Then, you will be able to access spark UI under $HUB_URL/spark_ui/jobs/ without the problematic proxy keyword.

So, the issue is in Spark Core.

See the utility: https://github.com/apache/spark/blob/c2d0d700b551e864bb7b2ae2a175ec8ade704488/core/src/main/resources/org/apache/spark/ui/static/utils.js#L88 .

function getStandAloneAppId(cb) {
  var words = document.baseURI.split('/');
  var ind = words.indexOf("proxy");
  if (ind > 0) {
    var appId = words[ind + 1];
    cb(appId);
    return;
  }
...

getStandAloneAppId will always return the value after “proxy”, which in our case is the port, 4040

@yuvipanda Thanks for help! Still doesn’t work.
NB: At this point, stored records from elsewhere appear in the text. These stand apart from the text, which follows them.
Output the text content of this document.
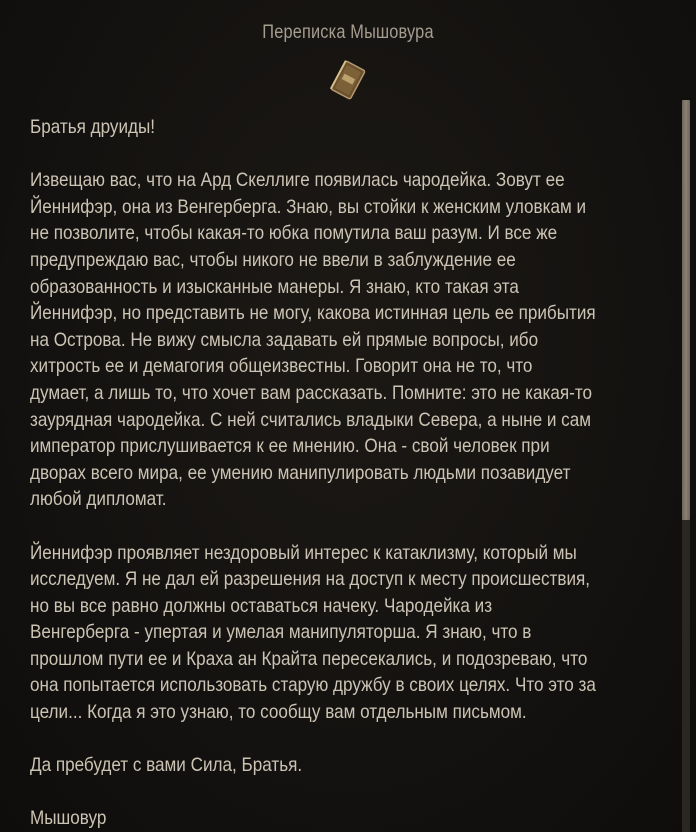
Переписка Мышовура
Братья друиды!
Извещаю вас, что на Ард Скеллиге появилась чародейка. Зовут ее
Йеннифэр, она из Венгерберга. Знаю, вы стойки к женским уловкам и
не позволите, чтобы какая-то юбка помутила ваш разум. И все же
предупреждаю вас, чтобы никого не ввели в заблуждение ее
образованность и изысканные манеры. Я знаю, кто такая эта
Йеннифэр, но представить не могу, какова истинная цель ее прибытия
на Острова. Не вижу смысла задавать ей прямые вопросы, ибо
хитрость ее и демагогия общеизвестны. Говорит она не то, что
думает, а лишь то, что хочет вам рассказать. Помните: это не какая-то
заурядная чародейка. С ней считались владыки Севера, а ныне и сам
император прислушивается к ее мнению. Она - свой человек при
дворах всего мира, ее умению манипулировать людьми позавидует
любой дипломат.
Йеннифэр проявляет нездоровый интерес к катаклизму, который мы
исследуем. Я не дал ей разрешения на доступ к месту происшествия,
но вы все равно должны оставаться начеку. Чародейка из
Венгерберга - упертая и умелая манипуляторша. Я знаю, что в
прошлом пути ее и Краха ан Крайта пересекались, и подозреваю, что
она попытается использовать старую дружбу в своих целях. Что это за
цели... Когда я это узнаю, то сообщу вам отдельным письмом.
Да пребудет с вами Сила, Братья.
Мышовур
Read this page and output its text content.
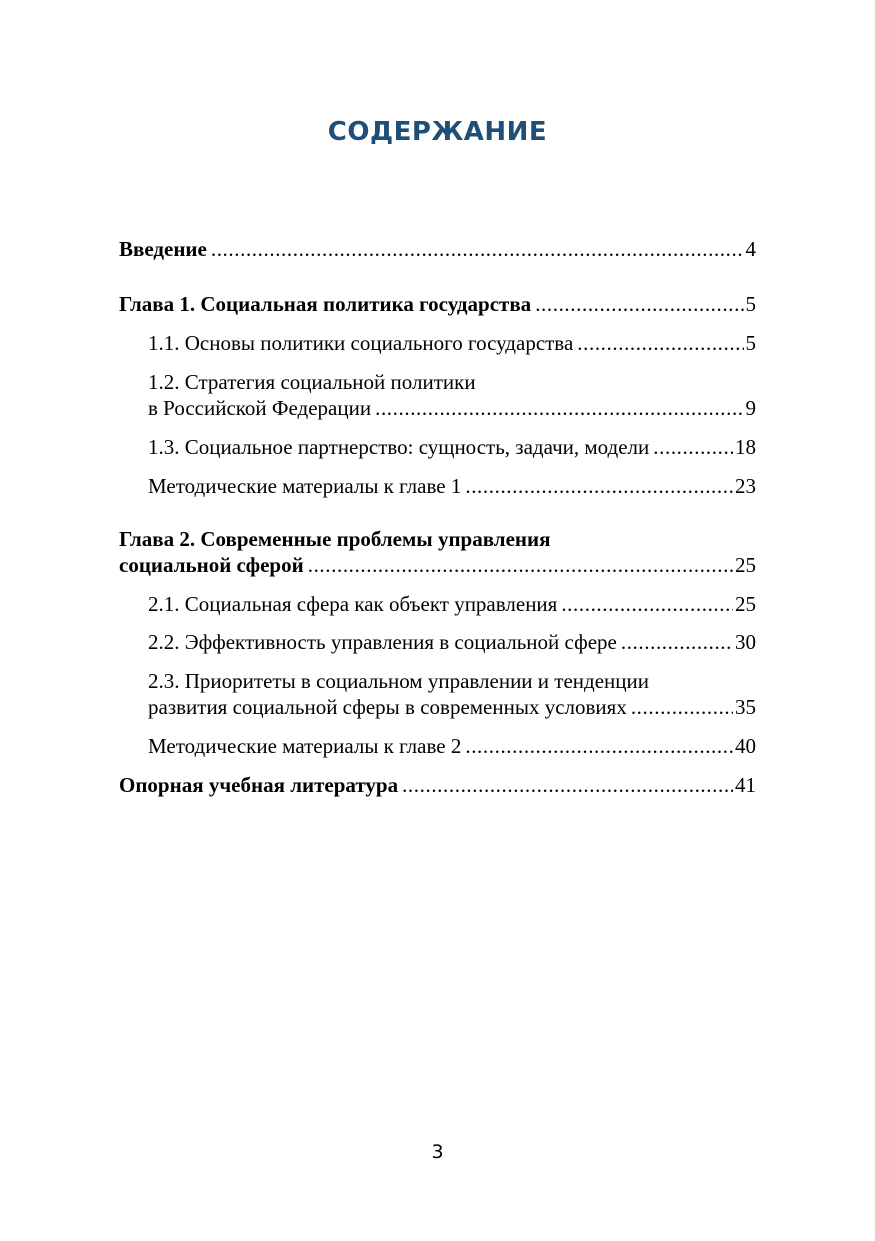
СОДЕРЖАНИЕ
Введение .....	4
Глава 1. Социальная политика государства .....	5
1.1. Основы политики социального государства .....	5
1.2. Стратегия социальной политики
в Российской Федерации .....	9
1.3. Социальное партнерство: сущность, задачи, модели .....	18
Методические материалы к главе 1 .....	23
Глава 2. Современные проблемы управления
социальной сферой .....	25
2.1. Социальная сфера как объект управления .....	25
2.2. Эффективность управления в социальной сфере .....	30
2.3. Приоритеты в социальном управлении и тенденции
развития социальной сферы в современных условиях .....	35
Методические материалы к главе 2 .....	40
Опорная учебная литература .....	41
3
  1. I think you misspelled in setup.py. Should be jupyter_sparkui_proxy/etc/jupyter-sparkui-proxy-serverextension.json instead of jupyter_server_proxy/etc/jupyter-server-proxy-serverextension.json.

  2. Im running in my dockerfile: ADD common/jupyter-sparkui-proxy /jupyter-sparkui-proxy RUN cd /jupyter-sparkui-proxy &&
    python setup.py install installation looks correct, but im still getting the same error as above.

Looks like the Url can be changed with SPARK_PUBLIC_DNS. I tried it and changed it to <JUPYTERHUB_URL>/hub/user/<username>/proxy/4040/jobs/. This changes the sc.uiWebUrl to <JUPYTERHUB_URL>/hub/user/<username>/proxy/4040/jobs/:4040 resulting in a link that is actally redirecting to the web app but the app is still broken and links point to <JUPYTERHUB_URL>/<XYZ>